The limits of my language became prison bars. On a day in midsummer I tried to hurl myself against them, grasping them and shaking them in a mixture of anger, frustration, and despair. Would the effort make them bend any quicker? Would my world expand if I howled and beat myself against its limits? Would that break the
frozen stream of language and make it flow? 

That day I took two or three sentences and sat with Parahandy going over them and over them till I thought I saw what was going on, and till he was fed up. By the end I felt I'd struggled to the top of a small hill only to realize that Yanuari's myth on the 30-minute tape still reared up in front of me like a huge mountain. Would I ever scale that?

It's a commitment for years, not months. And yes, the sense of freedom does eventually come. To this day I return to notebooks, grammars, vocabularies to enjoy new discoveries and to keep familiar with the paths and clearings of the language that I've already come to know. It isn't just like 'knowing another language'. I've got to know a number of European languages. One or two I'm quite good at. Others I've got a smattering. The thought of having a look at one or two more doesn't dismay me. I know I could pick up modern Greek, Romanian, maybe even a Slavonic language. But the thought of starting on another unwritten language, while it would be a marvellous undertaking, daunts me.

When going well, it was satisfying to get talking and to start getting used to their peculiar conversational ways. I might start talking to a particular person within the hearing of others. My interlocutor would often be helped out and told what to say by
the others, in lowered voices. Part of the game was that even though I heard the others perfectly well, I hadn't to answer them. I had to wait until the answer was repeated by the person I'd initially begun talking to. Sometimes it was a help, when, for example, my interlocutor didn't understand me and the bystander did. Often,
though, it was a nuisance if the bystander was a busybody, determined to intervene.

I'd often be asked questions by someone who knew the answers perfectly well. Indeed, if I was having difficulty remembering the proper words, I'd have the answer supplied for me by the questioner. These performance aspects of conversation waxed and waned depending on the context. On fine evenings all the men would sit in line near a fire. I'd talk to everyone. But some men, although living together in an intimate village like that, maintained a social distance of silence. They were relationally remote and regarded each other as formal strangers. They wouldn't ordinarily talk.

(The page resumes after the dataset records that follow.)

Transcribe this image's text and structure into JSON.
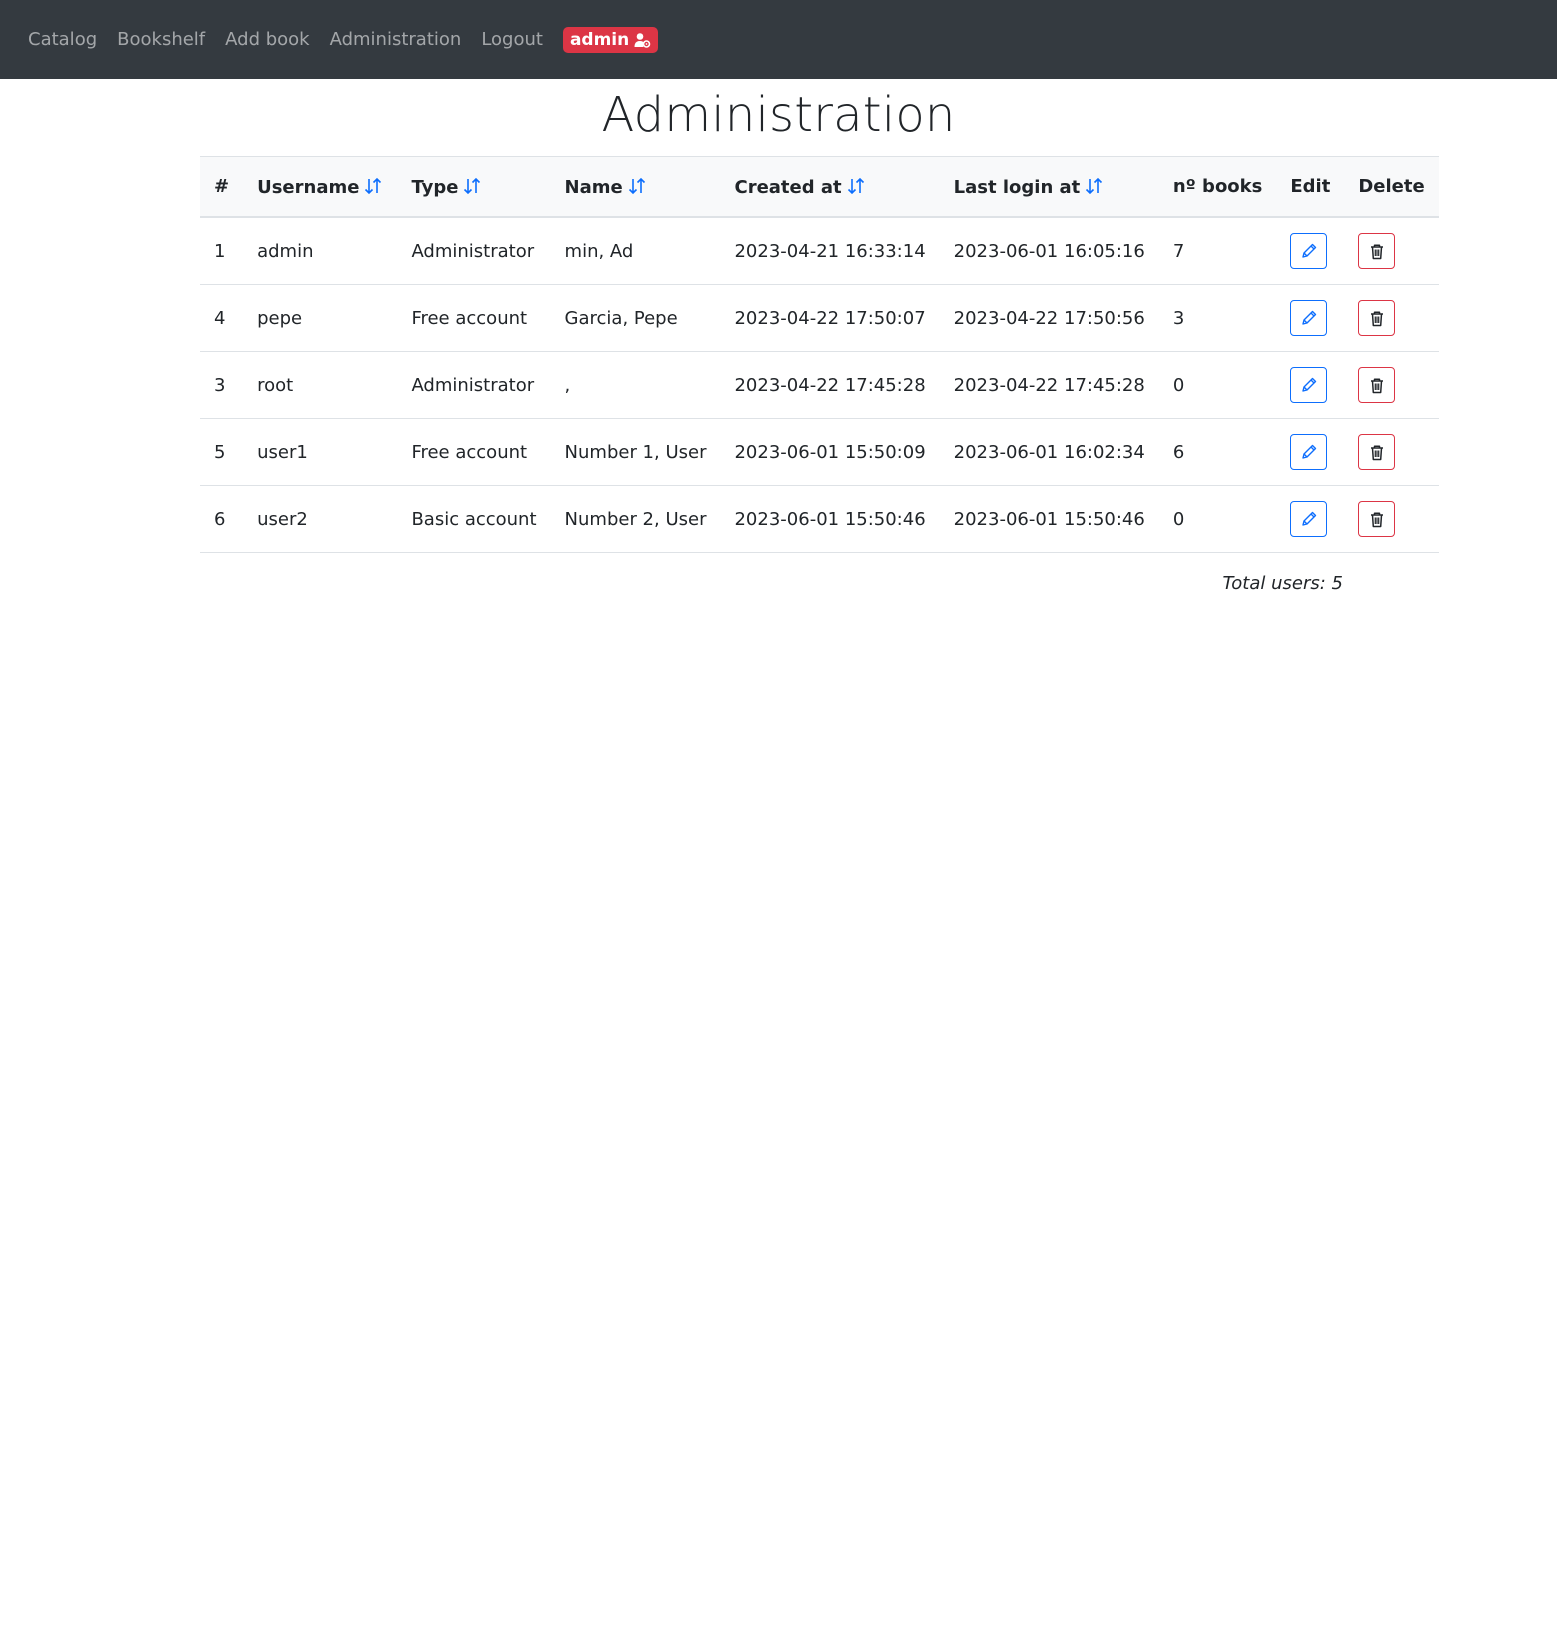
{
  "nav": {
    "links": [
      "Catalog",
      "Bookshelf",
      "Add book",
      "Administration",
      "Logout"
    ],
    "user_badge": "admin"
  },
  "page": {
    "title": "Administration"
  },
  "table": {
    "headers": [
      "#",
      "Username",
      "Type",
      "Name",
      "Created at",
      "Last login at",
      "nº books",
      "Edit",
      "Delete"
    ],
    "rows": [
      [
        "1",
        "admin",
        "Administrator",
        "min, Ad",
        "2023-04-21 16:33:14",
        "2023-06-01 16:05:16",
        "7"
      ],
      [
        "4",
        "pepe",
        "Free account",
        "Garcia, Pepe",
        "2023-04-22 17:50:07",
        "2023-04-22 17:50:56",
        "3"
      ],
      [
        "3",
        "root",
        "Administrator",
        ",",
        "2023-04-22 17:45:28",
        "2023-04-22 17:45:28",
        "0"
      ],
      [
        "5",
        "user1",
        "Free account",
        "Number 1, User",
        "2023-06-01 15:50:09",
        "2023-06-01 16:02:34",
        "6"
      ],
      [
        "6",
        "user2",
        "Basic account",
        "Number 2, User",
        "2023-06-01 15:50:46",
        "2023-06-01 15:50:46",
        "0"
      ]
    ],
    "total": "Total users: 5"
  },
  "colors": {
    "navbar": "#343a40",
    "badge": "#dc3545",
    "edit": "#0d6efd",
    "delete": "#dc3545"
  }
}
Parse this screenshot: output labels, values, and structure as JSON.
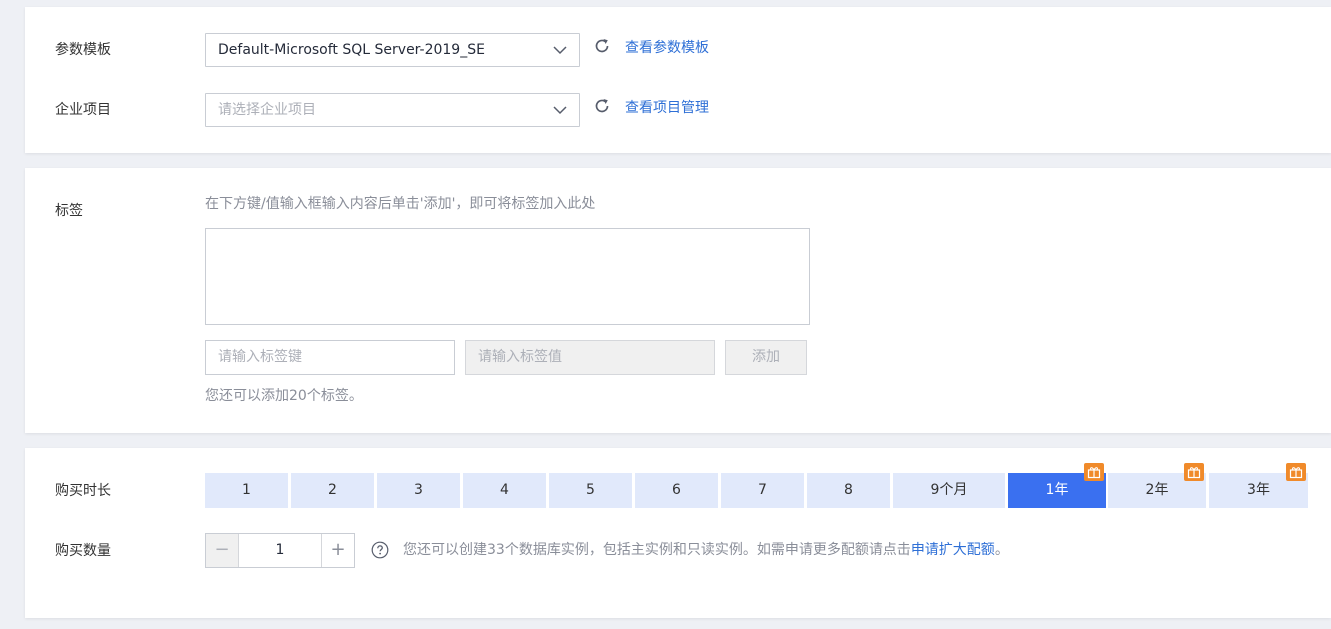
{
  "param_template": {
    "label": "参数模板",
    "value": "Default-Microsoft SQL Server-2019_SE",
    "link": "查看参数模板"
  },
  "enterprise_project": {
    "label": "企业项目",
    "placeholder": "请选择企业项目",
    "link": "查看项目管理"
  },
  "tags": {
    "label": "标签",
    "hint": "在下方键/值输入框输入内容后单击'添加'，即可将标签加入此处",
    "key_placeholder": "请输入标签键",
    "value_placeholder": "请输入标签值",
    "add_button": "添加",
    "remaining": "您还可以添加20个标签。"
  },
  "duration": {
    "label": "购买时长",
    "options": [
      {
        "label": "1"
      },
      {
        "label": "2"
      },
      {
        "label": "3"
      },
      {
        "label": "4"
      },
      {
        "label": "5"
      },
      {
        "label": "6"
      },
      {
        "label": "7"
      },
      {
        "label": "8"
      },
      {
        "label": "9个月"
      },
      {
        "label": "1年",
        "selected": true,
        "icon": "gift-icon"
      },
      {
        "label": "2年",
        "icon": "gift-icon"
      },
      {
        "label": "3年",
        "icon": "gift-icon"
      }
    ],
    "active_color": "#3a70f0",
    "inactive_color": "#e1e9fb",
    "gift_color": "#f08a2a"
  },
  "quantity": {
    "label": "购买数量",
    "value": "1",
    "minus": "−",
    "plus": "+",
    "help_text": "您还可以创建33个数据库实例，包括主实例和只读实例。如需申请更多配额请点击",
    "help_link": "申请扩大配额",
    "help_end": "。"
  }
}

If they did it would be a rehearsed conversation, all the questions being familiar and all the answers heard before.
Waiwai's harangues were the most formal. He'd often start up at night, from his hammock, having engaged Yanuari, in his hammock across the village, as his partner in the performance. Waiwai's speech would be delivered in a loud singing monotone. When he paused he would be answered by expletives and assents on the same frequency. Now and again I'd be sitting with Yanuari when he'd have
to take part in a harangue, and he'd carry on a hurried, whispered conversation with me on one subject, breaking off at the required moment to cry out the responses on the artificial pitch.

Siro, independent and happily self-sufficient, was perhaps the man on the most formal terms with Waiwai. They found themselves one night at the communal fire with no one else there. They sat on their stools, their backs to one another. Waiwai went off on a harangue. His main theme on that occasion was to go over and
over the deaths, making the point again and again that there were so many Brazilians (karai-ko, as they call them) and so few Wayapi. Back came Siro's responses on the same pitch. Like the songs, these formal harangues seemed to be tied to an anchor note, like the A of the oboe as the orchestra tunes up. I like to think it's possible that they shared a sort of perfect pitch and a chosen tonic in which their songs and formal speech were rooted, but my musical ear is not accurate enough to say.